Um dos pontos de maior destaque na denúncia envolve a vida pessoal de Artur. De acordo com o Ministério Público, o ex-auditor mantinha relacionamento com Francisco de Carvalho Neto, apontado pelos promotores como seu “sugar baby”. Ainda conforme a acusação, Artur teria transferido R$ 5,1 milhões ao companheiro e bancado despesas luxuosas, incluindo pagamentos mensais que chegariam a R$ 100 mil. Durante a Operação Ícaro, Francisco confirmou aos investigadores que recebia “honorários” do ex-fiscal.
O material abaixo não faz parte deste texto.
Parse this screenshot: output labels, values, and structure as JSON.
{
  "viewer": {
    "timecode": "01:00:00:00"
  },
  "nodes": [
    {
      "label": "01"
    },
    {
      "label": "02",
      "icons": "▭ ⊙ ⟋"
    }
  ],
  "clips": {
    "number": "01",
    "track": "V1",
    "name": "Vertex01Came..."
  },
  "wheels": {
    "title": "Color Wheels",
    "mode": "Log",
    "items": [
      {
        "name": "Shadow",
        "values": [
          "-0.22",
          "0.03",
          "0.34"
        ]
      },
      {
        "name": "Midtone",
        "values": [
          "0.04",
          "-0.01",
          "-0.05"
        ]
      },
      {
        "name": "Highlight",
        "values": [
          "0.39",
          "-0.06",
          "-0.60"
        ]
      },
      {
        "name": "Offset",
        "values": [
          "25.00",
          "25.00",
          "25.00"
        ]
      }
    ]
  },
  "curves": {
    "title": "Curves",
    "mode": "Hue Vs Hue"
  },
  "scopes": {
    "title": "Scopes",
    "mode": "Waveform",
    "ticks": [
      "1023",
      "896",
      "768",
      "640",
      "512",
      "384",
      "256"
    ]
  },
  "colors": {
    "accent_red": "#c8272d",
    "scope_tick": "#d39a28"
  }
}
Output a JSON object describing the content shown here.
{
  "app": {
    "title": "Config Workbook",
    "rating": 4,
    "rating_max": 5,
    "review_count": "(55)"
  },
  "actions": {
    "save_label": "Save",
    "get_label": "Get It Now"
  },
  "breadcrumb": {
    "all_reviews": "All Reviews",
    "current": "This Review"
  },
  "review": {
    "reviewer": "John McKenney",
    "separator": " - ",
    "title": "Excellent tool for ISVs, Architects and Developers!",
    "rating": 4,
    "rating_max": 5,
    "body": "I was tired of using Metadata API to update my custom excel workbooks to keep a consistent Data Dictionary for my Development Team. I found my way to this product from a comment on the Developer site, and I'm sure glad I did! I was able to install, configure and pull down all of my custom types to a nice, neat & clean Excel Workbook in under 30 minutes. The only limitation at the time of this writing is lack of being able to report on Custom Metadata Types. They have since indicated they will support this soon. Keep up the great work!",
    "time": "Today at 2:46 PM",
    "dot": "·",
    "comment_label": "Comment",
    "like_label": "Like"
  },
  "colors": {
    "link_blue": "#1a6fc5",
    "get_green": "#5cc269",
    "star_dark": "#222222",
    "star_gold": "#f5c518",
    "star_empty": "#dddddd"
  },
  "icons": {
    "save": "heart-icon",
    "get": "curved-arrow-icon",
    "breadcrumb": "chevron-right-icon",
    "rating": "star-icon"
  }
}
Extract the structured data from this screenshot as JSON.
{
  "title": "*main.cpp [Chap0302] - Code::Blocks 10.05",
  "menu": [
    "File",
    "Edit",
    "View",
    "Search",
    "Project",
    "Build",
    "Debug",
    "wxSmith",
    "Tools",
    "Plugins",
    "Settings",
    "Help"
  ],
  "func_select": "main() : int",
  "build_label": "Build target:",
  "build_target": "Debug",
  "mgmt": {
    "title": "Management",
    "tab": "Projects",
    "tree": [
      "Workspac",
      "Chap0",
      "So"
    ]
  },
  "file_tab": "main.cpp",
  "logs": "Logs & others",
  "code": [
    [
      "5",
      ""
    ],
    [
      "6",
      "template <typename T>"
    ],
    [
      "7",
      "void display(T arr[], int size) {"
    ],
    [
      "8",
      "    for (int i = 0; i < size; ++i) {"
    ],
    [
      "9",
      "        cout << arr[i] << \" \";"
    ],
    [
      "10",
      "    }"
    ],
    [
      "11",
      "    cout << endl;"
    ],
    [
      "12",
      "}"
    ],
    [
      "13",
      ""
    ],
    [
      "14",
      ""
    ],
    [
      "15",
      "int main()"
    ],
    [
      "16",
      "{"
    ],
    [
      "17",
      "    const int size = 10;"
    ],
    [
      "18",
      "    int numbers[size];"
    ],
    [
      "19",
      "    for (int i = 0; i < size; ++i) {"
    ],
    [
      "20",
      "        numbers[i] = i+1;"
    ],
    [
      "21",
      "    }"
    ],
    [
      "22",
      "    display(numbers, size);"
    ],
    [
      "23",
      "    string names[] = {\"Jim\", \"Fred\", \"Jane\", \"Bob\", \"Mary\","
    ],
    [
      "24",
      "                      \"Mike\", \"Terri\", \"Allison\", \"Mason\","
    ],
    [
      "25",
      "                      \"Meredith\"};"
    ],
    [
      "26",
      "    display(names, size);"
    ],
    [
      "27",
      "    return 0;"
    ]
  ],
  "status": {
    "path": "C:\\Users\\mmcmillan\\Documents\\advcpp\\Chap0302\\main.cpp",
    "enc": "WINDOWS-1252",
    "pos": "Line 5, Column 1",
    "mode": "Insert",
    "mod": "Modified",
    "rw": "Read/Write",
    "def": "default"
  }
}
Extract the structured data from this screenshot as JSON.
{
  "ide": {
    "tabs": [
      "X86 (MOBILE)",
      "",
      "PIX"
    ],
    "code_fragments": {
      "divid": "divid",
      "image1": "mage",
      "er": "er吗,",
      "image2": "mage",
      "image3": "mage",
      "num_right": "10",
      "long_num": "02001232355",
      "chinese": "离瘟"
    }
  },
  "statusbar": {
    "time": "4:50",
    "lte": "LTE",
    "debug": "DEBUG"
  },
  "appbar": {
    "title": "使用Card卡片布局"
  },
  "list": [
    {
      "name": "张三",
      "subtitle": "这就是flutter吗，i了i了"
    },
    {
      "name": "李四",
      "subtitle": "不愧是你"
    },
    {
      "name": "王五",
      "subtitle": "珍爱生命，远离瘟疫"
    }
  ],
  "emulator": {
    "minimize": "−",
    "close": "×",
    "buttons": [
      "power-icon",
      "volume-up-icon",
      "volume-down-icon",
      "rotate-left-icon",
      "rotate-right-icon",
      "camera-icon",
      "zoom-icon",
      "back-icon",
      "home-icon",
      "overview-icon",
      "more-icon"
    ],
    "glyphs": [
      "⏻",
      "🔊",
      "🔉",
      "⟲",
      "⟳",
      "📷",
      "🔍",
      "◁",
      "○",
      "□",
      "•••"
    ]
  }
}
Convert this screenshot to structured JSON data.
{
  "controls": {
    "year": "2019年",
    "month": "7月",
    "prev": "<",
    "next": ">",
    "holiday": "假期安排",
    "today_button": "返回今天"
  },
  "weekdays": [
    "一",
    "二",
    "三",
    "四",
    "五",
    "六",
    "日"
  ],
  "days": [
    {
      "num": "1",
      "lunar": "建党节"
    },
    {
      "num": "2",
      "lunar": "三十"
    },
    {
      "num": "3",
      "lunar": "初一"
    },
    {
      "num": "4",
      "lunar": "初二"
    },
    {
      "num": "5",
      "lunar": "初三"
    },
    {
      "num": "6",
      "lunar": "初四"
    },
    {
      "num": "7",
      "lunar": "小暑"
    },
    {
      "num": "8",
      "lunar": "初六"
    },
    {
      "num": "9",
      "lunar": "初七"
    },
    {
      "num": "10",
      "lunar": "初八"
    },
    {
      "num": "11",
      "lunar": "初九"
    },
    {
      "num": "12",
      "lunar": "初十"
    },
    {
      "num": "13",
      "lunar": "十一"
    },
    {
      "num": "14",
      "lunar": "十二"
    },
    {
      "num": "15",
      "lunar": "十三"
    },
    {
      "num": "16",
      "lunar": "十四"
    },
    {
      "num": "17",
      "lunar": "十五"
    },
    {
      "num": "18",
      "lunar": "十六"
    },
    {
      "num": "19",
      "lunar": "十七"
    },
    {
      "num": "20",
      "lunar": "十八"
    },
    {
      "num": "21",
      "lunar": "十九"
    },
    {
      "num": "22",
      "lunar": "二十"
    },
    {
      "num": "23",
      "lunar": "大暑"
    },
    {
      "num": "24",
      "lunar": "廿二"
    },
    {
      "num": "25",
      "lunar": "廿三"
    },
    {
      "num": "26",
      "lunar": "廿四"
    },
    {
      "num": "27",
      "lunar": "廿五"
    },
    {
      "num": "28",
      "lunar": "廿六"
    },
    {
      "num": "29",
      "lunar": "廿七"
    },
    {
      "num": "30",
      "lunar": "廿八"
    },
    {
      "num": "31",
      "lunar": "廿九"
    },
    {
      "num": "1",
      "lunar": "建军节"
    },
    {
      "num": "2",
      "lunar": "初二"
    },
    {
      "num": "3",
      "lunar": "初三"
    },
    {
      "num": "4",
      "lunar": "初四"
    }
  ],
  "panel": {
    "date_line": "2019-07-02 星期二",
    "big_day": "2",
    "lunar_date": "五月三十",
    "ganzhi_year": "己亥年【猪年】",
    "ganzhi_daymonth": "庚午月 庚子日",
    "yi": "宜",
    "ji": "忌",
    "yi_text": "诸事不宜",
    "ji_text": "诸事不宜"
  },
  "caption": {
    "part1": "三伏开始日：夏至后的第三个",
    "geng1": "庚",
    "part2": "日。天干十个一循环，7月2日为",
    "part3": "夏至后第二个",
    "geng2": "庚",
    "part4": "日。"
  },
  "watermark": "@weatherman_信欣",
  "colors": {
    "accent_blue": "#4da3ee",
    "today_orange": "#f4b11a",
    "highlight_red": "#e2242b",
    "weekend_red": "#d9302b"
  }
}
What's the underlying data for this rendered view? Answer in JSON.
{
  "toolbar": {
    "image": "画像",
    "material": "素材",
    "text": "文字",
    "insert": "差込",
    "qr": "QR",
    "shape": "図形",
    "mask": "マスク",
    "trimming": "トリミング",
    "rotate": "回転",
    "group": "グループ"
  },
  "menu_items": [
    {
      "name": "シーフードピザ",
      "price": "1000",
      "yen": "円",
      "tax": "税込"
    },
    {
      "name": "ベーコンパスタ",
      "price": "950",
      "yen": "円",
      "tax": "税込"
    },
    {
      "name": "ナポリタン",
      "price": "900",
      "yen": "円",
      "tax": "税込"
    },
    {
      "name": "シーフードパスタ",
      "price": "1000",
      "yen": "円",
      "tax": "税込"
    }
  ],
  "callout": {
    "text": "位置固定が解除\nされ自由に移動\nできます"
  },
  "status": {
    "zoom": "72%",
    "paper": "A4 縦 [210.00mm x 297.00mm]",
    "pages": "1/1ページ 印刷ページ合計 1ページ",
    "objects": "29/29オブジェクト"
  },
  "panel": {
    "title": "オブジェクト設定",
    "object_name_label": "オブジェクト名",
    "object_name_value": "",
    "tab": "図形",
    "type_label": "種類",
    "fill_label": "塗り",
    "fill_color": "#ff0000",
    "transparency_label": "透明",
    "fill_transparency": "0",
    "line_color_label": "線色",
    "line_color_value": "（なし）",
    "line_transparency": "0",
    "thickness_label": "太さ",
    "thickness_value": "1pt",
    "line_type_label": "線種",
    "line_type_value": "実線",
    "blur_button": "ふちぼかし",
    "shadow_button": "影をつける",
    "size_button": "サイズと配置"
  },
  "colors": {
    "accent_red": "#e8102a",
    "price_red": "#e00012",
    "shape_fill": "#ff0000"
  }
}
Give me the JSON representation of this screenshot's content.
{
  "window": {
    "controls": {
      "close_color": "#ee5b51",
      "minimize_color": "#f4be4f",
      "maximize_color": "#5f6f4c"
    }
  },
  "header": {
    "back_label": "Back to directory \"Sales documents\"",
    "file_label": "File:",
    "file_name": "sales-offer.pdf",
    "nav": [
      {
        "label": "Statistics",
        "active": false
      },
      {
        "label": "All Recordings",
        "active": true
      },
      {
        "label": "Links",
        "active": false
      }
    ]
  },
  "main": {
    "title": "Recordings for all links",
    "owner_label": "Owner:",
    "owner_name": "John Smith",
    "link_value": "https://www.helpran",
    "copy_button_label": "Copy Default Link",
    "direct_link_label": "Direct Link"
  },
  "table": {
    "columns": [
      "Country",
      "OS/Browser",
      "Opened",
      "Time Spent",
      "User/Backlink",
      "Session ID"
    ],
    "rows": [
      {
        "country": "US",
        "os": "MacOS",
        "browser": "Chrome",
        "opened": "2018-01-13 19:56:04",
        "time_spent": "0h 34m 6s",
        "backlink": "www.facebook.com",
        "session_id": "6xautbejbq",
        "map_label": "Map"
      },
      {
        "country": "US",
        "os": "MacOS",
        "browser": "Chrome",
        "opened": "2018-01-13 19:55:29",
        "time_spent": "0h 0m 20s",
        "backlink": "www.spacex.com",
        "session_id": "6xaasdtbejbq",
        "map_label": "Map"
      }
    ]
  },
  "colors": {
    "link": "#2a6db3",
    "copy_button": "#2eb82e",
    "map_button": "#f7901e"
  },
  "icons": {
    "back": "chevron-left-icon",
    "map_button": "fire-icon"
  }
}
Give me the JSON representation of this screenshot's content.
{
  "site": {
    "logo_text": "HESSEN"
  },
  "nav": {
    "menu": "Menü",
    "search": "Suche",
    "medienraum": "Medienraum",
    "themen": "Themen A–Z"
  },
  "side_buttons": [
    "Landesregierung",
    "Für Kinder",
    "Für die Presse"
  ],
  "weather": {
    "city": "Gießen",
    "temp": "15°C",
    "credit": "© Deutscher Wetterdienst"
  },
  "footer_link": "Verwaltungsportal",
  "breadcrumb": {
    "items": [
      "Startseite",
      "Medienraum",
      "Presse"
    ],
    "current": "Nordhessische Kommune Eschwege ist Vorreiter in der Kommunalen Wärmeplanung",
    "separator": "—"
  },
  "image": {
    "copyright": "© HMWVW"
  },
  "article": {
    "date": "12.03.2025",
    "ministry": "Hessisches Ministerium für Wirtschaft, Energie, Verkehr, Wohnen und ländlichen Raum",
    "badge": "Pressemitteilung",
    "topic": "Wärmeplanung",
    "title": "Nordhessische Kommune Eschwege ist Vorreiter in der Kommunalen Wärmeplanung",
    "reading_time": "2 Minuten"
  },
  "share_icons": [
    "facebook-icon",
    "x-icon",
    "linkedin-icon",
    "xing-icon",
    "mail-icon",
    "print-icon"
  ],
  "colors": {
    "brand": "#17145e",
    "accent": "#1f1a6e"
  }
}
As investigações também indicam que parte do dinheiro teria sido usada para a compra de imóveis registrados em nome de Francisco, mas que, segundo o MP, seriam utilizados por Artur. Para os promotores, esse tipo de movimentação pode ter servido para ocultar patrimônio e disfarçar a origem dos recursos supostamente obtidos por meio do esquema de corrupção tributária.
De acordo com a denúncia, Artur utilizava a empresa Smart Tax, registrada em nome de sua mãe, Kimio Mizukami da Silva, para emitir notas fiscais consideradas frias pelo Ministério Público e justificar repasses milionários recebidos de empresas interessadas em benefícios tributários. A acusação afirma que a estrutura servia para dar aparência de legalidade a pagamentos que, segundo os investigadores, estavam ligados à liberação irregular de créditos de ICMS.
Além de Artur, o Ministério Público denunciou a mãe do ex-auditor, três funcionárias ligadas a ele e o auditor Marcelo de Almeida Gouveia, acusado de auxiliar no esquema dentro da Delegacia Regional Tributária de Osasco. O ex-fiscal Alberto Toshio Murakami também foi denunciado e é considerado foragido pela Justiça. Segundo o MP, ele teria uma mansão avaliada em R$ 7 milhões nos Estados Unidos.
O caso foi revelado pela Operação Ícaro, deflagrada pelo Ministério Público em agosto do ano passado. Na ocasião, empresários e auditores fiscais foram presos temporariamente durante as investigações. A operação expôs, segundo os promotores, uma estrutura que teria atuado dentro e fora da máquina pública para viabilizar créditos tributários fraudulentos em favor de grandes companhias do varejo. Entre as empresas citadas nas investigações estão Ultrafarma e Fast Shop.
A trajetória de Artur Gomes da Silva Neto chama atenção pelo contraste entre o currículo acadêmico e a gravidade das acusações. Antes de se tornar alvo da investigação, ele era reconhecido pela formação no ITA e pela atuação em cargos estratégicos na Secretaria da Fazenda do Estado de São Paulo. Agora, aparece na denúncia como um dos supostos líderes de um dos maiores esquemas de corrupção tributária já investigados no estado.
As defesas dos denunciados não foram localizadas nas informações iniciais. O espaço permanece aberto para manifestação.